Phanteks EVOLV ATX Tempered Glass Review

System Install

Given the very simple internal layout of the case, building a clean build is very easy with this case. For this review, I actually did two different builds in the case to showcase what you can achieve.

 

Build No. 1 was something that I felt most people will do. A simple build with an all in one cooler, and single GPU. You have about 68mm of DDR clearance when using a 120mm based cooling solution , or 48mm if using a 140mm based cooling solution in the top. I used some G-Skill Trident Z DDR4 memory, and those do not have any clearance issues with either the 120mm based coolers, or 140mm based coolers.

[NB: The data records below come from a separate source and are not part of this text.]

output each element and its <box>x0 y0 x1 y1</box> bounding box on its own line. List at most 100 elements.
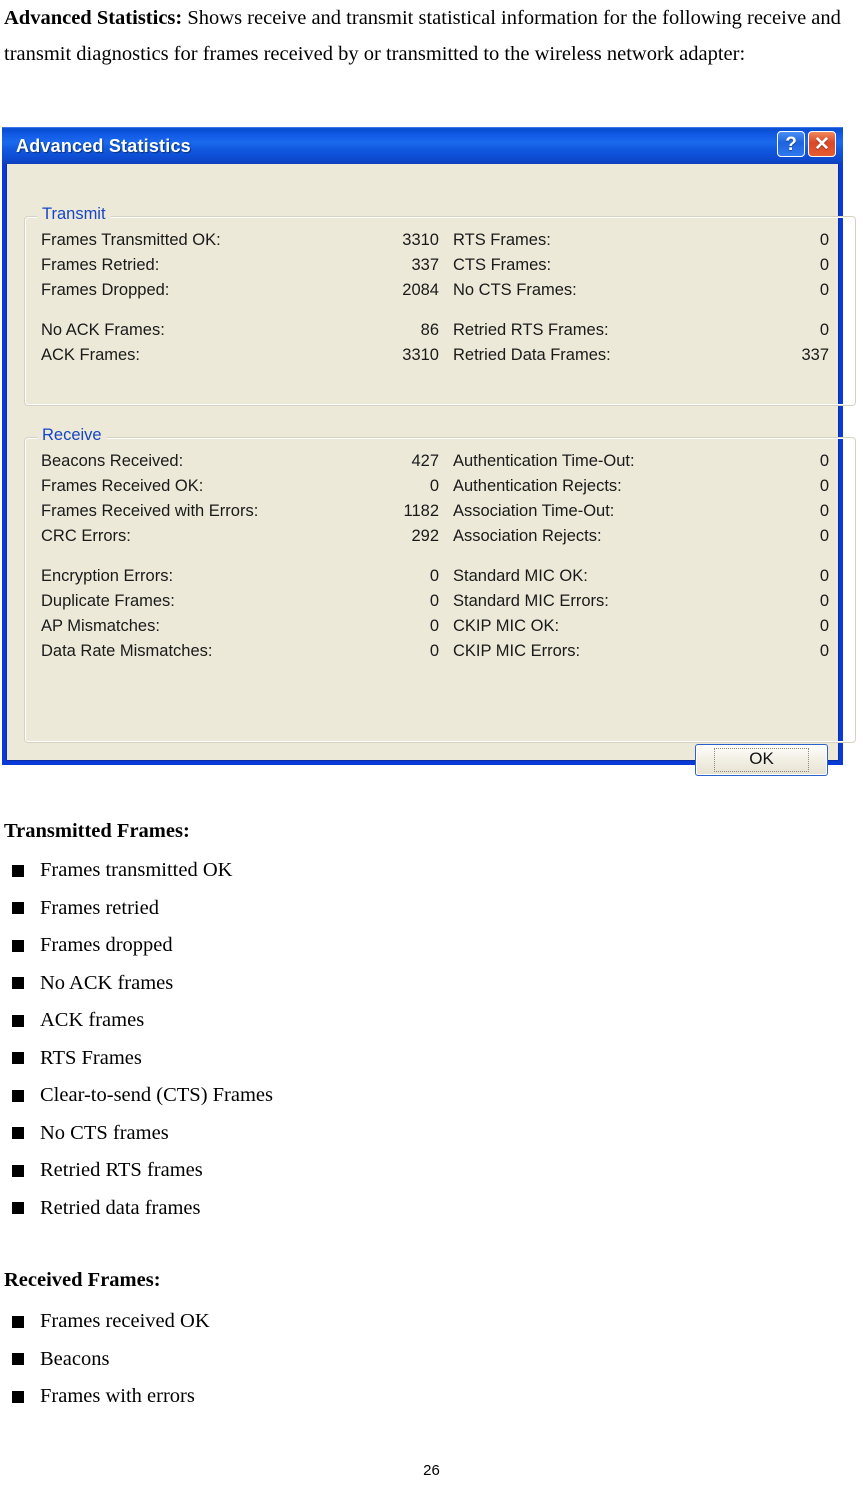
list-item-label: Frames received OK <box>40 1310 210 1333</box>
table-row: Association Rejects: 0 <box>453 527 829 552</box>
square-bullet-icon <box>12 977 24 990</box>
stat-label: CTS Frames: <box>453 256 552 274</box>
table-row: RTS Frames: 0 <box>453 231 829 256</box>
receive-right-column: Authentication Time-Out: 0 Authenticatio… <box>453 452 829 667</box>
list-item: Beacons <box>4 1341 210 1379</box>
stat-value: 0 <box>429 642 439 660</box>
square-bullet-icon <box>12 864 24 877</box>
stat-label: Frames Transmitted OK: <box>41 231 221 249</box>
stat-label: Standard MIC Errors: <box>453 592 609 610</box>
list-item: Frames retried <box>4 890 273 928</box>
list-item: ACK frames <box>4 1002 273 1040</box>
receive-stats-grid: Beacons Received: 427 Frames Received OK… <box>25 438 855 667</box>
stat-label: Frames Dropped: <box>41 281 170 299</box>
table-row: Frames Received with Errors: 1182 <box>41 502 439 527</box>
table-row: CKIP MIC Errors: 0 <box>453 642 829 667</box>
square-bullet-icon <box>12 939 24 952</box>
stat-value: 292 <box>411 527 439 545</box>
table-row: CTS Frames: 0 <box>453 256 829 281</box>
stat-value: 86 <box>420 321 439 339</box>
table-row: Retried Data Frames: 337 <box>453 346 829 371</box>
table-row: Frames Dropped: 2084 <box>41 281 439 306</box>
stat-value: 0 <box>429 567 439 585</box>
stat-label: Frames Retried: <box>41 256 160 274</box>
dialog-title: Advanced Statistics <box>16 135 191 156</box>
help-icon[interactable]: ? <box>777 131 805 157</box>
stat-value: 0 <box>819 567 829 585</box>
list-item: Frames with errors <box>4 1378 210 1416</box>
list-item-label: Retried RTS frames <box>40 1159 203 1182</box>
stat-value: 0 <box>819 502 829 520</box>
table-row: CKIP MIC OK: 0 <box>453 617 829 642</box>
square-bullet-icon <box>12 1202 24 1215</box>
transmit-groupbox: Transmit Frames Transmitted OK: 3310 Fra… <box>24 205 856 406</box>
row-spacer <box>453 306 829 321</box>
list-item: Frames received OK <box>4 1303 210 1341</box>
stat-value: 337 <box>411 256 439 274</box>
ok-button[interactable]: OK <box>695 744 828 776</box>
intro-paragraph: Advanced Statistics: Shows receive and t… <box>4 0 860 72</box>
list-item: Retried RTS frames <box>4 1152 273 1190</box>
stat-value: 0 <box>819 477 829 495</box>
transmitted-frames-list: Frames transmitted OK Frames retried Fra… <box>4 852 273 1227</box>
stat-label: RTS Frames: <box>453 231 551 249</box>
square-bullet-icon <box>12 1315 24 1328</box>
close-icon[interactable]: ✕ <box>808 131 836 157</box>
stat-label: Association Rejects: <box>453 527 602 545</box>
stat-value: 0 <box>819 231 829 249</box>
stat-label: Association Time-Out: <box>453 502 615 520</box>
stat-label: Data Rate Mismatches: <box>41 642 213 660</box>
row-spacer <box>41 306 439 321</box>
stat-label: No ACK Frames: <box>41 321 165 339</box>
stat-label: Beacons Received: <box>41 452 184 470</box>
stat-value: 2084 <box>402 281 439 299</box>
stat-value: 1182 <box>403 502 439 520</box>
list-item-label: No ACK frames <box>40 971 174 994</box>
stat-label: Duplicate Frames: <box>41 592 175 610</box>
dialog-body: Transmit Frames Transmitted OK: 3310 Fra… <box>6 164 856 776</box>
table-row: AP Mismatches: 0 <box>41 617 439 642</box>
list-item-label: Frames retried <box>40 896 159 919</box>
table-row: Encryption Errors: 0 <box>41 567 439 592</box>
stat-label: Frames Received OK: <box>41 477 204 495</box>
stat-label: Frames Received with Errors: <box>41 502 259 520</box>
list-item-label: Frames transmitted OK <box>40 859 233 882</box>
page-number: 26 <box>423 1462 440 1479</box>
stat-value: 0 <box>819 592 829 610</box>
stat-value: 3310 <box>402 231 439 249</box>
list-item: No CTS frames <box>4 1115 273 1153</box>
row-spacer <box>41 552 439 567</box>
square-bullet-icon <box>12 1353 24 1366</box>
table-row: Frames Retried: 337 <box>41 256 439 281</box>
square-bullet-icon <box>12 1127 24 1140</box>
table-row: Standard MIC OK: 0 <box>453 567 829 592</box>
list-item-label: Clear-to-send (CTS) Frames <box>40 1084 274 1107</box>
table-row: No CTS Frames: 0 <box>453 281 829 306</box>
transmit-stats-grid: Frames Transmitted OK: 3310 Frames Retri… <box>25 217 855 371</box>
list-item: Frames dropped <box>4 927 273 965</box>
list-item-label: RTS Frames <box>40 1046 142 1069</box>
dialog-titlebar[interactable]: Advanced Statistics ? ✕ <box>2 127 843 164</box>
stat-value: 0 <box>819 642 829 660</box>
list-item: No ACK frames <box>4 965 273 1003</box>
table-row: CRC Errors: 292 <box>41 527 439 552</box>
stat-label: Authentication Rejects: <box>453 477 622 495</box>
list-item-label: Frames with errors <box>40 1385 195 1408</box>
table-row: ACK Frames: 3310 <box>41 346 439 371</box>
stat-label: ACK Frames: <box>41 346 141 364</box>
table-row: Authentication Time-Out: 0 <box>453 452 829 477</box>
transmit-left-column: Frames Transmitted OK: 3310 Frames Retri… <box>41 231 439 371</box>
intro-lead-label: Advanced Statistics: <box>4 7 183 29</box>
stat-value: 427 <box>411 452 439 470</box>
stat-label: Encryption Errors: <box>41 567 174 585</box>
stat-value: 0 <box>429 617 439 635</box>
square-bullet-icon <box>12 1014 24 1027</box>
receive-left-column: Beacons Received: 427 Frames Received OK… <box>41 452 439 667</box>
table-row: Beacons Received: 427 <box>41 452 439 477</box>
list-item: Retried data frames <box>4 1190 273 1228</box>
stat-value: 0 <box>429 477 439 495</box>
square-bullet-icon <box>12 1052 24 1065</box>
square-bullet-icon <box>12 1089 24 1102</box>
table-row: Retried RTS Frames: 0 <box>453 321 829 346</box>
table-row: Duplicate Frames: 0 <box>41 592 439 617</box>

The build above has the following hardware in it:

  • Motherboard – Gigabyte X99 Ultra Gaming board
  • CPU – Intel i7-5820K
  • Memory – G-Skill 32GB 3200MHz DDR4
  • SSD – Samsung 950 PRO 512GB NVMe M.2 SSD. OCZ Vertex 240GB SSD in front just to showcase the front SSD mount.
  • PSU – Corsair AX1200i
  • GPU – NVIDIA GTX 1070 Founders Edition
  • Cooler – Corsair H100i
  • Cables – Phanteks Cable Extension Kit

 

Build No. 2, the Evolv ATX proves it is a great case for a custom loop build as well. The top of the case can easily fit a radiator up to 360mm long. I decided to go with a EX360 as I wanted a radiator that would feel proportional compared to the case. I could fit a thicker radiator, but that would have hidden a lot of the top of the board.

 

There is enough space in the case to install a tube reservoir or use a tube reservoir pump combo in the front of the case. I mounted my Aquacomputer combo res mount to the multi purpose mid-plate cover, and screwed the DDC pump directly to that plate. My pump and res combo are perfectly secured to the plate, and I have travelled with this build without any issues. Personally I would not use a tube reservoir taller than 110MM in this case as anything bigger will look and feel like it’s out of place.

 

Even with a skinny 35mm radiator, the VRM on the top of the board gets hidden. If you would like to showcase that part of your build, consider putting a radiator in the front of the case or go with air cooling. The front of the case an hold a 280mm radiator without removing the bottom HDD mount. But if you with a 360mm radiator in the front, you will have to remove the front HDD mount in order to install that radiator. Keep in mind that having a thick 360mm radiator up top, might causing you remove the bottom HDD mount even with a 280mm or a 240mm radiator as well.

Build No. 2 Specs:

  • Motherboard – Gigabyte X99 Ultra Gaming board
  • CPU – Intel i7-5820K
  • Memory – G-Skill 32GB 3200MHz DDR4
  • SSD – Samsung 950 PRO 512GB NVMe M.2 SSD. OCZ Vertex 240GB SSD in front just to showcase the front SSD mount.
  • PSU – Corsair AX1200i
  • GPU – MSI GTX 970 Gaming X in SLI
  • Cables – Phanteks Cable Extension Kit
  • Cooling – EK Waterblocks for cooling the CPU and the GPU
    • Swiftech MCP 35X pump mounted on an Aquacomputer DDC Res pump combo
    • PrimoChill Ghost white fittings
    • PETG Tubing
    • Deepcool fans on the XSPC EX360 radiator

The back of the case has about 35mm of cable management clearance, which is not a lot but enough for an average person to route the cables neatly. It took me a good 45 minutes to get my cables to the point they are now, and I spent another 15 minutes to clean them up after taking the pics as I wanted to put my two 3.5″ HDDs in the bottom.

 

Having decent wire management is important as the smoked tempered glass panel does not allow you to hide anything. And for those guys who complain about it, I say, “Take your time, and you can make the back of the case look really great”. With that said, I do wish that the length of the RGB SATA power connector would have been long so that a person can plug that under the PSU cover, and not have a SATA plug in the middle of the back (as pictured above).